Solución, cerrar el parlamento y renunciar a ser candidata

Dr. DAEN. Wenceslao Jauregui

Un poco tiempo más y la situación política de Bolivia será caótica. La mejor propaganda electoral para el partido del exgobernante que buscó asilo en México y se encuentra desde Argentina digitando a sus partidarios, fue, ni duda quepa, la actitud del equipo gubernamental que dice apoyar a la presidenta Añez.

El cuestionamiento principal y que es real, para el pueblo, es que un partido pequeño que no paso del 4% de votos en las elecciones del 20 de octubre 2019 esté gobernando nuestro país.

Un partido que a siete meses ya tiene en su contra varios hechos denunciados de corrupción, da paso a que la Asamblea Legislativa Plurinacional, que por una parte se dice está cogobernando con Añez, toda vez que hizo nombrar 4 miembros en el TSE, mantiene a ministros camuflados y toda la estructura partidaria del MAS, tanto en lo judicial como en lo que toca a fiscales, le está haciendo ver cuadritos a la dignataria.

La insolencia de algunos integrantes de la COB, como son los casos de Guarachi que portando dinamita junto a Luis García Linera, ingresó a la ciudad de La Paz, haciendo explosionar dinamita causando zozobra y terror en los habitantes, hecho que ante el Código Penal es delito flagrante y por tanto el ministerio público de oficio debe iniciar las acciones penales correspondientes, ofreciendo como prueba preconstituida los periódicos, spots televisivos y jingles informativo radiales que prueban que Guarachi Juan Carlos, cometió delito de terrorismo máximo si el propio gobierno del ex presidente Morales mediante Ley prohibió esa clase de acciones terroristas en los centros poblados, en las capitales de departamento.

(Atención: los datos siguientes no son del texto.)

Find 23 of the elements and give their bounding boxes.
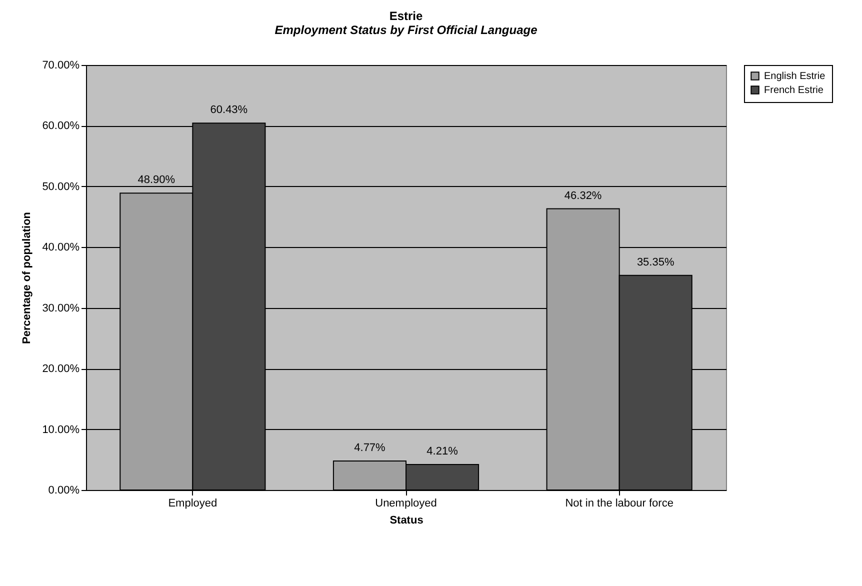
y-tick-label: 40.00% — [42, 242, 80, 254]
x-tick-label: Unemployed — [375, 498, 437, 510]
data-label: 60.43% — [210, 104, 248, 116]
y-axis-title: Percentage of population — [21, 212, 34, 344]
data-label: 46.32% — [564, 190, 602, 202]
y-tick-label: 30.00% — [42, 302, 80, 314]
data-label: 48.90% — [138, 174, 176, 186]
legend-label: French Estrie — [764, 85, 824, 96]
data-label: 35.35% — [636, 256, 674, 268]
x-tick-label: Not in the labour force — [565, 498, 674, 510]
legend-label: English Estrie — [764, 71, 826, 82]
y-tick-label: 70.00% — [42, 60, 80, 72]
y-tick-label: 10.00% — [42, 424, 80, 436]
y-tick-label: 50.00% — [42, 180, 80, 193]
y-tick-label: 20.00% — [42, 363, 80, 376]
y-tick-label: 0.00% — [48, 484, 80, 496]
data-label: 4.77% — [354, 442, 386, 454]
chart-title: Estrie — [389, 9, 423, 23]
y-tick-label: 60.00% — [42, 120, 80, 132]
data-label: 4.21% — [426, 445, 458, 458]
x-axis-title: Status — [390, 514, 424, 526]
chart-subtitle: Employment Status by First Official Language — [274, 23, 538, 37]
x-tick-label: Employed — [168, 498, 218, 510]
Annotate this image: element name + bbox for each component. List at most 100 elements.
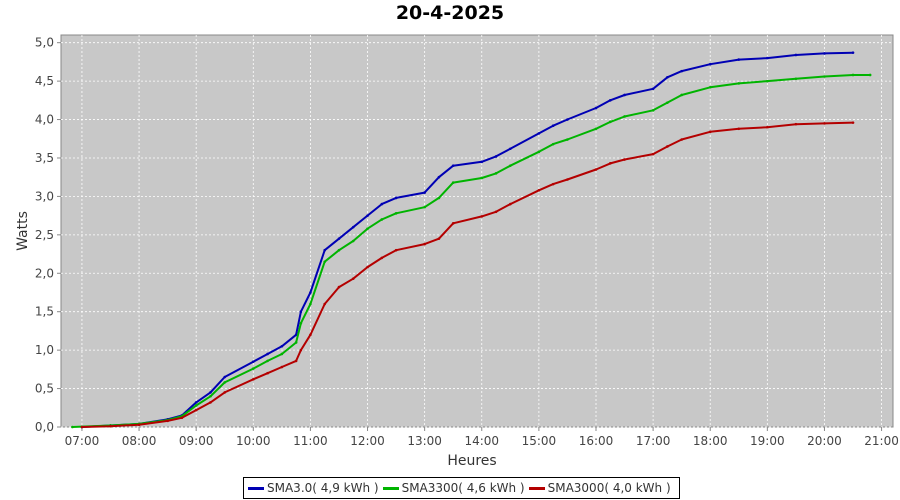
x-tick-label: 18:00 [693, 434, 728, 448]
x-tick-label: 13:00 [407, 434, 442, 448]
legend-item: SMA3.0( 4,9 kWh ) [248, 481, 379, 495]
data-point [823, 52, 826, 55]
data-point [294, 359, 298, 363]
data-point [437, 196, 441, 200]
data-point [309, 333, 312, 337]
data-point [451, 164, 455, 167]
data-point [680, 93, 683, 97]
data-point [851, 51, 855, 54]
data-point [194, 401, 198, 404]
data-point [537, 150, 541, 154]
data-point [223, 381, 227, 384]
data-point [651, 152, 655, 156]
data-point [608, 120, 612, 124]
data-point [608, 99, 612, 102]
data-point [551, 124, 555, 127]
data-point [366, 265, 369, 269]
x-tick-label: 11:00 [293, 434, 328, 448]
data-point [823, 122, 826, 125]
data-point [623, 158, 626, 161]
x-tick-label: 10:00 [236, 434, 271, 448]
data-point [851, 73, 855, 77]
data-point [309, 291, 312, 294]
data-point [480, 215, 484, 218]
legend-label: SMA3000( 4,0 kWh ) [547, 481, 671, 495]
data-point [608, 162, 612, 165]
data-point [109, 424, 112, 428]
y-axis-label: Watts [15, 211, 31, 251]
y-tick-label: 5,0 [35, 36, 54, 50]
data-point [351, 277, 355, 280]
data-point [194, 408, 198, 412]
legend-item: SMA3000( 4,0 kWh ) [528, 481, 671, 495]
data-point [209, 401, 212, 404]
data-point [299, 348, 303, 352]
data-point [737, 58, 741, 61]
x-tick-label: 17:00 [636, 434, 671, 448]
legend-swatch [382, 486, 399, 490]
y-tick-label: 4,0 [35, 113, 54, 127]
data-point [337, 285, 341, 289]
data-point [180, 416, 184, 420]
data-point [766, 79, 769, 83]
data-point [294, 341, 298, 344]
data-point [423, 191, 426, 194]
data-point [380, 202, 384, 206]
data-point [868, 73, 872, 77]
data-point [708, 62, 712, 66]
data-point [251, 360, 255, 363]
legend-swatch [248, 486, 264, 490]
data-point [309, 302, 312, 306]
data-point [666, 101, 669, 104]
legend-item: SMA3300( 4,6 kWh ) [382, 481, 525, 495]
data-point [394, 248, 398, 252]
data-point [394, 212, 398, 215]
x-tick-label: 08:00 [122, 434, 157, 448]
data-point [680, 138, 683, 141]
data-point [351, 239, 355, 243]
data-point [437, 175, 441, 179]
series-line [72, 74, 871, 428]
chart-legend: SMA3.0( 4,9 kWh ) SMA3300( 4,6 kWh ) SMA30… [243, 477, 680, 499]
data-point [594, 127, 598, 131]
data-point [509, 147, 512, 151]
data-point [480, 176, 484, 180]
data-point [266, 359, 269, 363]
plot-area [60, 34, 894, 428]
data-point [71, 425, 74, 429]
data-point [494, 210, 498, 214]
x-tick-label: 16:00 [579, 434, 614, 448]
data-point [566, 178, 569, 181]
grid-lines [61, 35, 893, 428]
data-point [494, 172, 498, 175]
x-tick-label: 20:00 [807, 434, 842, 448]
data-point [594, 168, 598, 171]
data-point [651, 109, 655, 112]
data-point [509, 202, 512, 206]
data-point [194, 404, 198, 407]
data-point [294, 333, 298, 337]
y-tick-label: 2,0 [35, 266, 54, 280]
series-0 [80, 51, 855, 429]
data-point [223, 391, 227, 394]
data-point [594, 106, 598, 110]
series-2 [80, 121, 855, 429]
series-1 [71, 73, 872, 429]
legend-label: SMA3.0( 4,9 kWh ) [267, 481, 379, 495]
data-point [551, 142, 555, 146]
data-point [737, 127, 741, 131]
data-point [380, 256, 384, 260]
x-tick-label: 09:00 [179, 434, 214, 448]
data-point [451, 181, 455, 184]
data-point [266, 352, 269, 356]
axes: 0,0 0,5 1,0 1,5 2,0 2,5 3,0 3,5 4,0 4,5 5,0 07:00 08… [35, 36, 899, 448]
data-point [437, 237, 441, 240]
data-point [766, 56, 769, 60]
data-point [794, 53, 798, 57]
data-point [666, 145, 669, 148]
data-point [623, 93, 626, 97]
data-point [766, 125, 769, 129]
data-point [80, 425, 84, 429]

Juan Carlos Huarachi con optimismo delirante afirmó: «había ingresado y hecho explosionar dinamita en La Paz porque así era la costumbre de los mineros» qué tal y la Ley ¿dónde se lo metió? ¿En el bolsillo detrás de su pantalón o en su billetera de gran jailón?

El minero Orlando Gutiérrez, advirtió a la presidenta Jeanine Áñez que tiene dos caminos: promulgar la ley para las elecciones de septiembre o enfrentar una «sublevación del pueblo». Juan Carlos Huarachi, utilizando frases irreproducibles, anunció la declaratoria de emergencia para «preparar movilizaciones y bloqueos».

En las redes sociales, por su parte, los compatriotas que salieron a las calles enfrentando a la dictadura, dan a conocer que deben prepararse todas las plataformas, entes cívicos, juntas vecinales, para defender a Bolivia de la beligerancia del partido derrotado en noviembre de 2019.

Salomónica solución

Ante esas actitudes hostiles en contra de la democracia, como solución salomónica a la problemática coyuntural se debe obrar, por parte del equipo gubernamental, especialmente por la presidenta Añez un camino bifurcado en dos: Cerrar el parlamento por obstruccionista y atentatorio a la asistencia a la población boliviana con créditos del FMI para luchar contra la pandemia y dar a conocer que declina, renuncia, a su postulación como candidata presidencial para las elecciones, que podrían llevarse a efecto el 21 de febrero de 2021, siempre y cuando cumpla con el cierre de la Asamblea Legislativa Plurinacional, donde sus partidarios diputados y senadores junto a los dos tercios del MAS cobran más de 70 millones de bolivianos como dietas, que bien pueden o deben servir para combatir el coronavirus.

La situación se hará más caliente si el pueblo sale en manifestaciones y cabildos como anuncia el CONADE.

La señora Añez tiene en sus manos que Bolivia viva en paz y armonía política, por lo visto a su equipo palaciego no le importa la imagen ni lo que le pase a la presidenta, porque del virus nadie está libre de ser contagiado.